The risk is that someone could give you link with sid and you would use that link to login and them they would have active session where you have logged in.
风险是有人可以给你 sid 的链接,你会使用该链接登录,他们会在你登录的地方有活动会话。
回答by Sz.
"Does this mean it will ALWAYS add the session id? Or only when cookies are not working?"

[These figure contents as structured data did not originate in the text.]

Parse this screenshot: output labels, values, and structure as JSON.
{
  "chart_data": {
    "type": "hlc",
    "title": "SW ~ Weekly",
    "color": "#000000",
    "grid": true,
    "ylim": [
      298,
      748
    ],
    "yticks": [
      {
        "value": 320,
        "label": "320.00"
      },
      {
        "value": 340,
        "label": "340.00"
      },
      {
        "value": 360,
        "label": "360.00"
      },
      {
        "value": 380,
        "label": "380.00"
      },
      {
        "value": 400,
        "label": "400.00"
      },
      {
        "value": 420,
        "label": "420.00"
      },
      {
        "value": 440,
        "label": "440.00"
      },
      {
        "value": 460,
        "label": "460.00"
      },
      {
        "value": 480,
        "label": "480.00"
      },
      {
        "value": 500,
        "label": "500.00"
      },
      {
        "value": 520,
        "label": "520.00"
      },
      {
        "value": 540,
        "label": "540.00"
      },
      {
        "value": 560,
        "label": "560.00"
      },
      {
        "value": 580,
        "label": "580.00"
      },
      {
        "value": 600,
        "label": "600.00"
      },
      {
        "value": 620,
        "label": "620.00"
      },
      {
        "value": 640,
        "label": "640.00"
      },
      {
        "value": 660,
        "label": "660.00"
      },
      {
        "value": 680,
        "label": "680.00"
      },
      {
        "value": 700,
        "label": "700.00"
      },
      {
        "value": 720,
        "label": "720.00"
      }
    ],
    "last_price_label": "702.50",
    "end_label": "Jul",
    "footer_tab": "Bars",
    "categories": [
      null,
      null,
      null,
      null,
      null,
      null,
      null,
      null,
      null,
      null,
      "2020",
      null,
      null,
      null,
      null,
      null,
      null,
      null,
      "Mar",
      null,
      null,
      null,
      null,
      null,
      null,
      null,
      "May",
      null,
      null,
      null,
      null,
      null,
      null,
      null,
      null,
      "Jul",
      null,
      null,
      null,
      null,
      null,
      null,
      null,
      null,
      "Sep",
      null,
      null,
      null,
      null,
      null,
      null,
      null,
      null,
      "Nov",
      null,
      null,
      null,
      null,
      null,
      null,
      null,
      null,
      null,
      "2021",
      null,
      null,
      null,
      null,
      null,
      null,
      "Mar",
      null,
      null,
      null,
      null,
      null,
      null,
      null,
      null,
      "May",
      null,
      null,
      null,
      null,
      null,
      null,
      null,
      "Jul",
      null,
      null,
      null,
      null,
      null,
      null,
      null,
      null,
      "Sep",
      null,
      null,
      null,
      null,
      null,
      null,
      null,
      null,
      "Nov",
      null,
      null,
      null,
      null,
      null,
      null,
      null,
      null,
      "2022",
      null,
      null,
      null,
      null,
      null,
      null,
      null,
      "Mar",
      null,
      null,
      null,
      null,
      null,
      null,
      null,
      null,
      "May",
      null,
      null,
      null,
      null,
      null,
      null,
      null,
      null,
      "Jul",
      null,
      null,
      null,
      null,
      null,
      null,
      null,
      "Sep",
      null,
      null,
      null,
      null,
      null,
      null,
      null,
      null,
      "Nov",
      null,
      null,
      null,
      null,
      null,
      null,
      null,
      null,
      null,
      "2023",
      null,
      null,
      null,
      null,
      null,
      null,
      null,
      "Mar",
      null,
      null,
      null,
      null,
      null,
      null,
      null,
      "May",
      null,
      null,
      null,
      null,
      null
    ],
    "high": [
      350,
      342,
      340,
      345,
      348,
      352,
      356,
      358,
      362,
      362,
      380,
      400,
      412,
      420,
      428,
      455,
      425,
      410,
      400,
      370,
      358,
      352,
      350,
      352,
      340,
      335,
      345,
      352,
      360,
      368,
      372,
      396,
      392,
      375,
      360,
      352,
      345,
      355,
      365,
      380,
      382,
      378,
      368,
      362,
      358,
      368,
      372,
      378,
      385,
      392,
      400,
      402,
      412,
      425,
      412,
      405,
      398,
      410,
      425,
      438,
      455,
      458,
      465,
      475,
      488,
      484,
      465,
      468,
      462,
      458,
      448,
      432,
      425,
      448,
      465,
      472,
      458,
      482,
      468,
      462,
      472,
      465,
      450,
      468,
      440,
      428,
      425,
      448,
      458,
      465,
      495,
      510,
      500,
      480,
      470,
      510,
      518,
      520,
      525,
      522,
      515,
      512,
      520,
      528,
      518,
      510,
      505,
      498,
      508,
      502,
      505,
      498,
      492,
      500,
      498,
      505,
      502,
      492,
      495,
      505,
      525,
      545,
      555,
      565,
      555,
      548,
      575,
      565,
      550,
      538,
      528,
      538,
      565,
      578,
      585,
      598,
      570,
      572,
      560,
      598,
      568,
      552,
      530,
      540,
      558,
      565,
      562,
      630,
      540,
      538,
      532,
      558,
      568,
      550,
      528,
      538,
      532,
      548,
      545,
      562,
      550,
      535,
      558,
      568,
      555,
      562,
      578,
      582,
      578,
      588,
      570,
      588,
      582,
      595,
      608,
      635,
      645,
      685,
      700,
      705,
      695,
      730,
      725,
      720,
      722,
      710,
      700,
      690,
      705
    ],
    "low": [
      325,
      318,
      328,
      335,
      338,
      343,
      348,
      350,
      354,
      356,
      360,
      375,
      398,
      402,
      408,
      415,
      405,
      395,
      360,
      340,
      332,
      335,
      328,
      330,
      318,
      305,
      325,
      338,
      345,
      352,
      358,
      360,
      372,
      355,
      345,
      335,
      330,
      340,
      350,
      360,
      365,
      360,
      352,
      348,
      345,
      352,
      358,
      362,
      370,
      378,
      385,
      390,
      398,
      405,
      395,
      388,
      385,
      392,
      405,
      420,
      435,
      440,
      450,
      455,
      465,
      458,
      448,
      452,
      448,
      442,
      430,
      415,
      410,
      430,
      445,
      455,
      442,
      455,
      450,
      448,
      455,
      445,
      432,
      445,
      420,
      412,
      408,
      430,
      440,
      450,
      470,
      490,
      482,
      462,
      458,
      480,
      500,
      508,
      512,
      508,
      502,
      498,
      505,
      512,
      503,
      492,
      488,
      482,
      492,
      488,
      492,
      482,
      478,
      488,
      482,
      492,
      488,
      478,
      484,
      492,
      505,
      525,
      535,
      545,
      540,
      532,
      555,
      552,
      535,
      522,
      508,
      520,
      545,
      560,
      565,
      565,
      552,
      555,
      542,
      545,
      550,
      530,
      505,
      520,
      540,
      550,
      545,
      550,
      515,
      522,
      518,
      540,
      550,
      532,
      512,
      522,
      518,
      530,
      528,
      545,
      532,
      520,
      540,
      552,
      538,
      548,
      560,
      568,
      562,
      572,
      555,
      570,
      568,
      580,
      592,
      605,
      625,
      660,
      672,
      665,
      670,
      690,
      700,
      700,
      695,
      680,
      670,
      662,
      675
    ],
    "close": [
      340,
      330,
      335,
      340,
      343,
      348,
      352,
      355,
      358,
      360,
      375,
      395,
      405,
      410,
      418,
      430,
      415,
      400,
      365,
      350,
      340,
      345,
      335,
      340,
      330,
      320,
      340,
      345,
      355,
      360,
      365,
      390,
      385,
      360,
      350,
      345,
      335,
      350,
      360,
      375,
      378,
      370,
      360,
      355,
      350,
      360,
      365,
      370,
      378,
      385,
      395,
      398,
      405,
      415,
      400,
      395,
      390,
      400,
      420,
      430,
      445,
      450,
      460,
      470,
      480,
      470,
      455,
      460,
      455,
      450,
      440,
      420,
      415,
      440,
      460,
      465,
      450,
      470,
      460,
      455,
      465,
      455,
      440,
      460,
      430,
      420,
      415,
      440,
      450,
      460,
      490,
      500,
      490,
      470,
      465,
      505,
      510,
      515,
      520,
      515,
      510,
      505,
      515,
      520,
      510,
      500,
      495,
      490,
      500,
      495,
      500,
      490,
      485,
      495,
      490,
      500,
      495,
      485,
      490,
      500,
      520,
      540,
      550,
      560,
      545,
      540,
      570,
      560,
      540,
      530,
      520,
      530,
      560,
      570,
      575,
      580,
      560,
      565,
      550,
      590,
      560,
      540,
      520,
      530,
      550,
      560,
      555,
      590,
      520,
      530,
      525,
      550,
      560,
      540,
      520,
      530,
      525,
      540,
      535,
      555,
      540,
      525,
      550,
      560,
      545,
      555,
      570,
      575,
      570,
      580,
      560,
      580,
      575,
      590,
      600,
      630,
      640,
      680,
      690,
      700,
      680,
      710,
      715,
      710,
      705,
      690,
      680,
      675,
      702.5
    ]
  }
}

“这是否意味着它会一直添加会话 ID?或者仅在 cookie 不起作用时添加?”
- Only when cookies are not working. Plus, if both
session.use_trans_sidandsession.use_cookiesare 1, thensession.use_only_cookiesdecides: 1 will disable URL-rewriting. See this nice article.
- 仅当 cookie 不起作用时。另外,如果
session.use_trans_sid和session.use_cookies都是 1,则session.use_only_cookies决定: 1 将禁用 URL 重写。看到这篇不错的文章。
"Will it automatically add it to javascript's window.location or ajax calls?"
“它会自动将它添加到 javascript 的 window.location 或 ajax 调用中吗?”
- No. PHP does not know what Ajax is, it just rewrites literalURLs in its page output buffer (note how any linkedscripts will break the session as soon as they have a hardcoded URL to the site).
- 不。PHP 不知道 Ajax 是什么,它只是在其页面输出缓冲区中重写文字URL(请注意,一旦链接脚本具有指向站点的硬编码 URL,它们将如何中断会话)。
"Unless you are using PHP 4.2.0 or later, you need to enable it manually"
“除非您使用的是 PHP 4.2.0 或更高版本,否则您需要手动启用它”
- That (indeed confusingly) meant recompilingPHP < 4.2. For PHP5, it's just disabled in the config(for reasons you quoted from php.ini).
- 那(确实令人困惑)意味着重新编译PHP < 4.2。对于 PHP5,它只是在配置中被禁用(出于您从 php.ini 引用的原因)。
"Also, isn't this feature NECESSARY to handle users with cookies disabled?"
“另外,这个功能对于处理禁用 cookie 的用户来说不是必要的吗?”
- Yes, it is. (Unless you provide some custom Javascript + PHP solution for some highly special case with crippled usability & generous trade-offs.)
- 是的。(除非您为一些非常特殊的情况提供一些自定义的 Javascript + PHP 解决方案,这些情况具有残缺的可用性和慷慨的权衡。)
回答by opHASnoNAME
if you enable "use_trans_sid" then the session id is attached to the URL everytime. Iam not sure what happens on an ajax request but i think it will be attached to.
如果您启用“use_trans_sid”,则会话 ID 每次都会附加到 URL。我不确定 ajax 请求会发生什么,但我认为它会附加到。
And yes you need trans_sid when the user has cookies disabled, but its kind of insecure (think about someone is looking on your screen and writes down your session id? :-) ).
是的,当用户禁用 cookie 时,您需要 trans_sid,但它有点不安全(想想有人在看您的屏幕并记下您的会话 ID?:-))。